New rumors about a Verizon iPhone don't seem matter as much now that the Android devices are all the rage
Written by Sam Diaz, Inactive

After the buzz last week, driven in part by reports in both the New York Times and Wall Street Journal, that the iPhone would finally be coming to the Verizon network early next year, a few friends over the weekend wanted to know: did this mean I was finally going to get an iPhone?

My short answer: No.

First of all, I told them, this is still a rumor. The Times is sourcing its report on a single person who is "in in direct contact with Apple" and doesn't want to "alienate his contacts at Apple." The Journal cites "people familiar with the matter." You'll excuse me if I don't jump up and down with excitement over these reports. It's not the first time I've heard this rumor.

Second, I'm just not loving the iPhone as much as I once did. I'll admit that I once had a bad case of iPhone envy - but AT&T's service in the San Francisco area was so poor that I just couldn't bring myself to pay that bill.

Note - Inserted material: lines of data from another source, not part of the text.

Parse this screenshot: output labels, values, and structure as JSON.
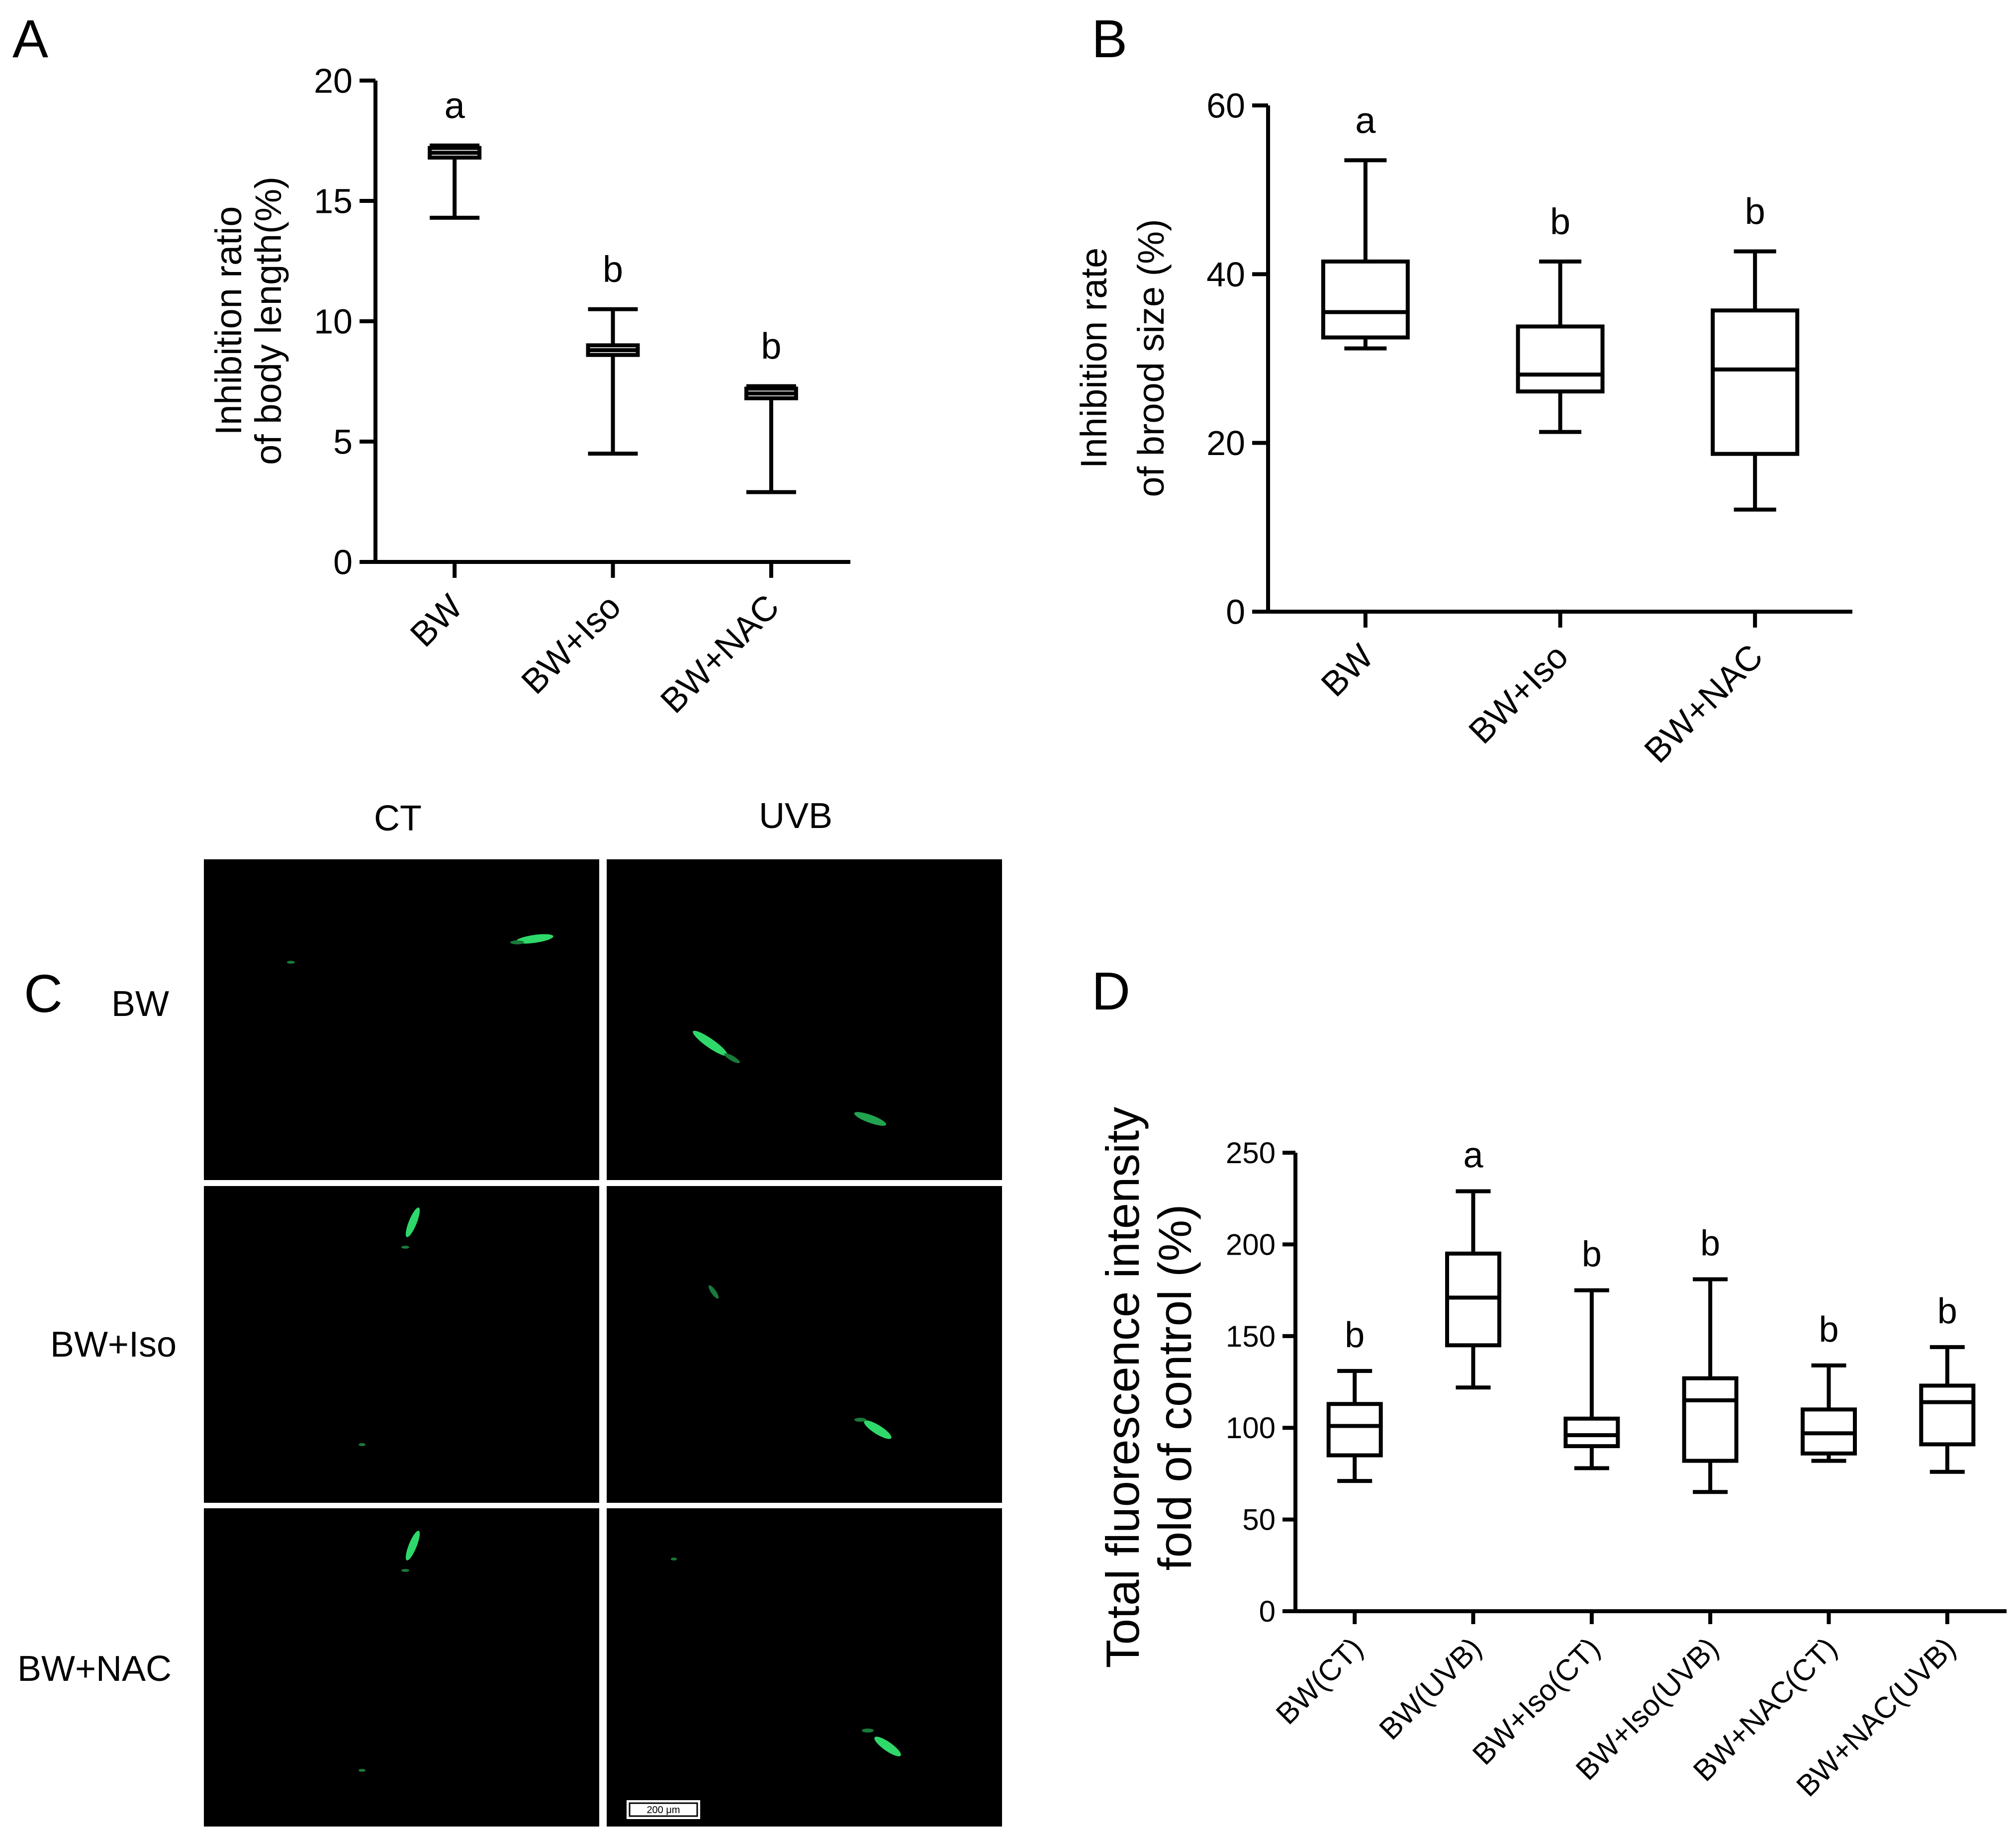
{
  "panels": {
    "A": {
      "letter": "A"
    },
    "B": {
      "letter": "B"
    },
    "C": {
      "letter": "C"
    },
    "D": {
      "letter": "D"
    }
  },
  "micrographs": {
    "col_labels": [
      "CT",
      "UVB"
    ],
    "row_labels": [
      "BW",
      "BW+Iso",
      "BW+NAC"
    ],
    "scale_bar_text": "200 μm",
    "background_color": "#000000",
    "worm_color": "#2fd86a"
  },
  "chart_data": [
    {
      "panel": "A",
      "type": "box",
      "ylabel": [
        "Inhibition ratio",
        "of body length(%)"
      ],
      "ylim": [
        0,
        20
      ],
      "yticks": [
        0,
        5,
        10,
        15,
        20
      ],
      "categories": [
        "BW",
        "BW+Iso",
        "BW+NAC"
      ],
      "boxes": [
        {
          "min": 14.3,
          "q1": 16.8,
          "median": 17.0,
          "q3": 17.2,
          "max": 17.3
        },
        {
          "min": 4.5,
          "q1": 8.6,
          "median": 8.8,
          "q3": 9.0,
          "max": 10.5
        },
        {
          "min": 2.9,
          "q1": 6.8,
          "median": 7.0,
          "q3": 7.2,
          "max": 7.3
        }
      ],
      "letters": [
        "a",
        "b",
        "b"
      ]
    },
    {
      "panel": "B",
      "type": "box",
      "ylabel": [
        "Inhibition rate",
        "of brood size (%)"
      ],
      "ylim": [
        0,
        60
      ],
      "yticks": [
        0,
        20,
        40,
        60
      ],
      "categories": [
        "BW",
        "BW+Iso",
        "BW+NAC"
      ],
      "boxes": [
        {
          "min": 31.2,
          "q1": 32.5,
          "median": 35.5,
          "q3": 41.5,
          "max": 53.5
        },
        {
          "min": 21.3,
          "q1": 26.1,
          "median": 28.1,
          "q3": 33.8,
          "max": 41.5
        },
        {
          "min": 12.1,
          "q1": 18.7,
          "median": 28.7,
          "q3": 35.7,
          "max": 42.7
        }
      ],
      "letters": [
        "a",
        "b",
        "b"
      ]
    },
    {
      "panel": "D",
      "type": "box",
      "ylabel": [
        "Total fluorescence intensity",
        "fold of control (%)"
      ],
      "ylim": [
        0,
        250
      ],
      "yticks": [
        0,
        50,
        100,
        150,
        200,
        250
      ],
      "categories": [
        "BW(CT)",
        "BW(UVB)",
        "BW+Iso(CT)",
        "BW+Iso(UVB)",
        "BW+NAC(CT)",
        "BW+NAC(UVB)"
      ],
      "boxes": [
        {
          "min": 71,
          "q1": 85,
          "median": 101,
          "q3": 113,
          "max": 131
        },
        {
          "min": 122,
          "q1": 145,
          "median": 171,
          "q3": 195,
          "max": 229
        },
        {
          "min": 78,
          "q1": 90,
          "median": 96,
          "q3": 105,
          "max": 175
        },
        {
          "min": 65,
          "q1": 82,
          "median": 115,
          "q3": 127,
          "max": 181
        },
        {
          "min": 82,
          "q1": 86,
          "median": 97,
          "q3": 110,
          "max": 134
        },
        {
          "min": 76,
          "q1": 91,
          "median": 114,
          "q3": 123,
          "max": 144
        }
      ],
      "letters": [
        "b",
        "a",
        "b",
        "b",
        "b",
        "b"
      ]
    }
  ]
}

I also said repeatedly that I would be one of the first in line if the iPhone ever landed at Verizon.

But that was then and this is now.

Don't get me wrong. The iPhone is an amazing device and is consistently raising the bar for the competition. In terms of sales, it's consistently a shining star for Apple's bottom line. And I have no doubt - as do the analysts that the NYT and WSJ interviewed - that an iPhone on the Verizon network could be quite disruptive to the industry. But not for me. I wasn't all that impressed with the iPhone 4, as well as all of that antennagate drama and now, that GlassGate problem. (Why does there always have to be "gate" for every little scandal?)

My final point is less about Apple and more about Google's Android. What can I say? I like Android - a lot - and I have no intention on dumping it just because the iPhone finally appeared on the Verizon lineup. Is it perfect? No, of course not. Battery life on my Droid Incredible, for example, leaves a lot to be desired. But I can work past something like that by keeping a charger in my car or a USB power adapter with my computer when I use it remotely. And I'm also hoping that Google and the device makers are working on it, as well. If I had an iPhone, there really wouldn't be a way for me to compensate for the poor signal that keeps dropping my calls or making me miss them all together.

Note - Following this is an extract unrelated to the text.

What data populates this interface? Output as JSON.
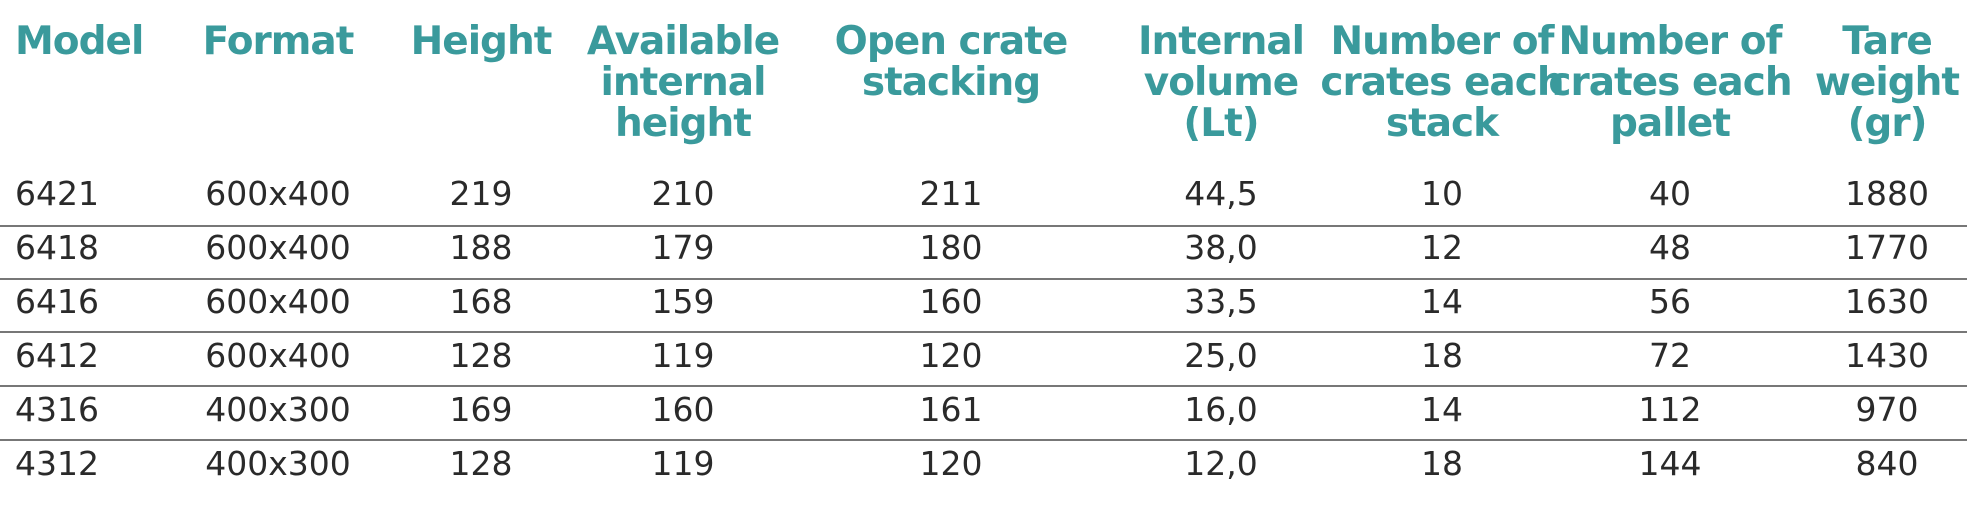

Does that mean I won't ever change my mind about the iPhone? Of course not. Who knows what the next design looks like, which carriers will be supporting it or what that entry price point will be? And what about the Windows 7 Phone devices, which are being unveiled today in New York City? Or the new Blackberry? And let's not forget that HP still plans on doing something with the WebOS system it acquired in the Palm acquisition .

Bottom line: I'm cool with my Android smartphone. I like the OS, the apps, the hardware and especially the integration with Google products. The iPhone's arrival on the Verizon network - whenever that day might really be - can't take that away.